In modular construction, parts of a building get made elsewhere. A prefabrication crew steps in after the parts are at the worksite and puts them together like jigsaw pieces. Sometimes, businesses use only one or both of these methods.
Modular construction is becoming more effective than ever before. Not only does this type of construction save money for the company, but it also helps the environment without any integrity lost in the building itself. New technology allows engineers to build these modular pieces with much better efficiency than ever before and, with the lower cost and high reward, this is likely where the future of construction is heading.
Where Engineering Goes Next
While we're aware of the foundations laid for the coming decade, what we’ll do with them is mostly conjecture.
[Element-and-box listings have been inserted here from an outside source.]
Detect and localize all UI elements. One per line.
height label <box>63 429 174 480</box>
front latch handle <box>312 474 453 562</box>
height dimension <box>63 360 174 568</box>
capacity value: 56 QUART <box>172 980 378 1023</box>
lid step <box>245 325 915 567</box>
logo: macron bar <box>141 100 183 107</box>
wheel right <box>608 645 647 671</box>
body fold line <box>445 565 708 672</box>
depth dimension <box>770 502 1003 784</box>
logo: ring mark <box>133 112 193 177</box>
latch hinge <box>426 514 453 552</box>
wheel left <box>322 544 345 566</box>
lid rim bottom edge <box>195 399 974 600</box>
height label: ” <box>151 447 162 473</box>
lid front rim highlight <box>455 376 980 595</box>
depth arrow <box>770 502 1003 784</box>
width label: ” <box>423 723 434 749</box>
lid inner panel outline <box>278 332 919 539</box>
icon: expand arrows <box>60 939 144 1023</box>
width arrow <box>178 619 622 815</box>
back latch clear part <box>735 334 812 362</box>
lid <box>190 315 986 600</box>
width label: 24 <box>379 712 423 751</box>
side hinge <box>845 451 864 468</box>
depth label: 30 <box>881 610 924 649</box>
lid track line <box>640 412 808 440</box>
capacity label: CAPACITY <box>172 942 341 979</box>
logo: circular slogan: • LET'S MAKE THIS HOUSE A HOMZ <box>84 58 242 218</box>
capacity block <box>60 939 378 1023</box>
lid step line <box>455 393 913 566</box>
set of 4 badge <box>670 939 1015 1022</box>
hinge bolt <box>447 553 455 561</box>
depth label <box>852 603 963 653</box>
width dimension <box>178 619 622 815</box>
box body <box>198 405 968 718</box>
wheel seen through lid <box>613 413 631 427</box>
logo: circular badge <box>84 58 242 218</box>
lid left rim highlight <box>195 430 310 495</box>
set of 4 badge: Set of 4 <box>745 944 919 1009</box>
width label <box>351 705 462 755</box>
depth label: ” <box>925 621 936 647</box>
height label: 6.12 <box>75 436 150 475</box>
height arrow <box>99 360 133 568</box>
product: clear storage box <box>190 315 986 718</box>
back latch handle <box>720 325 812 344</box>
We have plenty of ideas to try out and different ways to put them into action, but we won't really know what the future holds until it happens. At the end of the 2020s, we'll be preparing for the next decade. By then, there will be innovations we can’t conceive of today.
A decade ago, not all of us thought VR technology would have come as far as it has. Today, it’s a crucial instrument in construction and engineering that many can’t imagine life without. Our trends will undoubtedly change as new ideas and needs arise, but we have to focus on what we have for now. Thankfully, current trends are promising a lot of open doors down the road.